Dans le cadre de ce festival, le concert « BBDMI
- Brain Body Digital Music Instruments » est un concert de
présentation de travaux de recherche. Des compositeur-trice-s et chercheur-se-s
jouent « de la musique avec l’électricité du corps et du cerveau ». Ce
jour-là, seul le corps et les muscles sont utilisés. Les musicien-ne-s sont équipé-e-s
de plusieurs capteurs EMG (électromyogramme) comme dans des examens à l’hôpital.

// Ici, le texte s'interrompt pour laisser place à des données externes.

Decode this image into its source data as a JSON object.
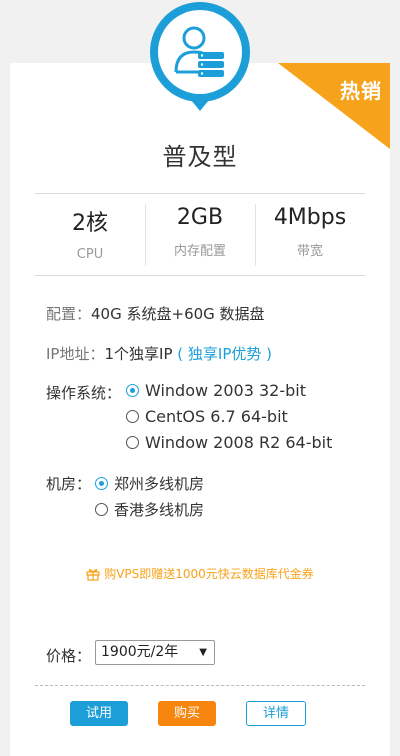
{
  "badge": "热销",
  "title": "普及型",
  "specs": [
    {
      "value": "2核",
      "label": "CPU"
    },
    {
      "value": "2GB",
      "label": "内存配置"
    },
    {
      "value": "4Mbps",
      "label": "带宽"
    }
  ],
  "config": {
    "key": "配置：",
    "value": "40G 系统盘+60G 数据盘"
  },
  "ip": {
    "key": "IP地址：",
    "value": "1个独享IP",
    "link": "( 独享IP优势 )"
  },
  "os": {
    "key": "操作系统：",
    "options": [
      "Window 2003 32-bit",
      "CentOS 6.7 64-bit",
      "Window 2008 R2 64-bit"
    ],
    "selected_index": 0
  },
  "room": {
    "key": "机房：",
    "options": [
      "郑州多线机房",
      "香港多线机房"
    ],
    "selected_index": 0
  },
  "promo": "购VPS即赠送1000元快云数据库代金券",
  "price": {
    "key": "价格：",
    "selected": "1900元/2年"
  },
  "buttons": {
    "try": "试用",
    "buy": "购买",
    "detail": "详情"
  },
  "colors": {
    "accent_blue": "#1c9fd8",
    "accent_orange": "#f7a21b"
  }
}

A trois endroits, trois électrodes captant un signal électrique des nerfs liés
à des muscles, sur les bras, l’épaule ou le mollet. Ils et elles arrivent à
faire que « les gestes corporels pilotent la granularité, la décorrélation
et le traitement spatial du son. » Grâce au traitement lié aux capteurs
neuro-musculaires, un son long peut être modifié par des mouvements de bras ou
un son créé par une main peut être transformé par un mouvement de la jambe. Par
ailleurs, à la MSH, la salle dispose d’une sonorisation originale adaptée à la
recherche, avec 12 enceintes indépendantes, pas de la stéréo mais 12 sorties
son différentes qui permettent de faire rejaillir des éléments musicaux de 12
points de la salle.
Dans une première partie, Anne Sèdes joue sur un grand gong
qui crée des sons assez extraordinaires et jamais entendus son morceau ‘ImmerV3’.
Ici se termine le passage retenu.